Dass arabische Israelis und Palästinenser durch das liberalere Waffenrecht in Israel nun stärker gefährdet seien, glaube ich übrigens nicht. Jüdische Gewalt gegen Palästinenser geht in der Regel von religiösen Siedlern aus, die ohnehin längst über Waffen verfügen, deren destruktives Potenzial sich allerdings meist darauf beschränkt, palästinensische Olivenplantagen abzufackeln. Und zur Wahrheit gehört einfach auch, dass jüdische Anschläge auf israelische Araber gegenüber palästinensischen Terrorakten zahlenmäßig nicht ins Gewicht fallen. Allerdings möchte ich auch nicht kleinreden, dass eine emotional aufgeladene Situation wie derzeit, in Verbindung mit einer stärkeren Zirkulation von Waffen, durchaus ihre Probleme mit sich bringt. Erst am Donnerstag kam ein Zivilist an einer Bushaltestelle in Jerusalem durch „friendly fire“ ums Leben, als zwei Soldaten außer Dienst und ein bewaffneter Zivilist das Feuer zweier Hamas-Terroristen erwiderten. Laut Aussage seiner Familie wurde der 37 Jahre alte Yuval Doron Castleman von seinen Landsleuten dabei regelrecht hingerichtet, während er sie anflehte, nicht zu schießen. 

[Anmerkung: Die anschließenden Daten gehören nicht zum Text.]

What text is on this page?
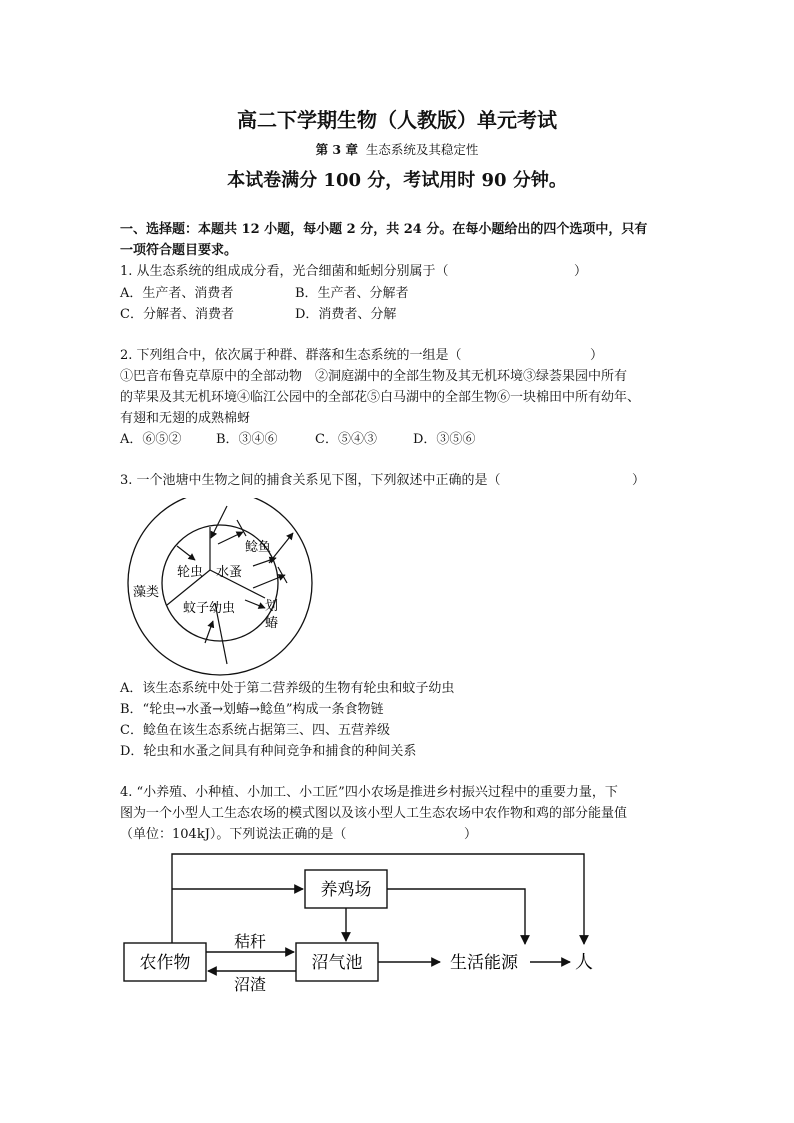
高二下学期生物（人教版）单元考试
第 3 章 生态系统及其稳定性
本试卷满分 100 分，考试用时 90 分钟。
一、选择题：本题共 12 小题，每小题 2 分，共 24 分。在每小题给出的四个选项中，只有
一项符合题目要求。
1. 从生态系统的组成成分看，光合细菌和蚯蚓分别属于（	）
A．生产者、消费者	B．生产者、分解者
C．分解者、消费者	D．消费者、分解
2. 下列组合中，依次属于种群、群落和生态系统的一组是（	）
①巴音布鲁克草原中的全部动物　②洞庭湖中的全部生物及其无机环境③绿荟果园中所有
的苹果及其无机环境④临江公园中的全部花⑤白马湖中的全部生物⑥一块棉田中所有幼年、
有翅和无翅的成熟棉蚜
A．⑥⑤②	B．③④⑥	C．⑤④③	D．③⑤⑥
3. 一个池塘中生物之间的捕食关系见下图，下列叙述中正确的是（	）
藻类
轮虫 水蚤
蚊子幼虫
鲶鱼
划
蝽
A．该生态系统中处于第二营养级的生物有轮虫和蚊子幼虫
B．“轮虫→水蚤→划蝽→鲶鱼”构成一条食物链
C．鲶鱼在该生态系统占据第三、四、五营养级
D．轮虫和水蚤之间具有种间竞争和捕食的种间关系
4. “小养殖、小种植、小加工、小工匠”四小农场是推进乡村振兴过程中的重要力量，下
图为一个小型人工生态农场的模式图以及该小型人工生态农场中农作物和鸡的部分能量值
（单位：104kJ）。下列说法正确的是（	）
养鸡场
农作物	沼气池
秸秆
沼渣
生活能源	人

Ich habe volles Verständnis für einen Israeli, der sich bewaffnen und seine Familie schützen will. Und ich verstehe auch nicht, wie nun viele deutsche Medien, die sich ansonsten ja momentan in Sympathiebekundungen für Israel geradezu überschlagen, gleichzeitig einem israelischen Familienvater das Recht absprechen wollen, sich in seinem eigenen Zuhause zu verteidigen. Natürlich muss ein arabisch-israelischer Familienvater dasselbe Recht haben. Seine Zugehörigkeit zu einer gesellschaftlichen Gruppe, die überproportional für Gewalttaten verantwortlich ist, darf dabei nichts zur Sache tun.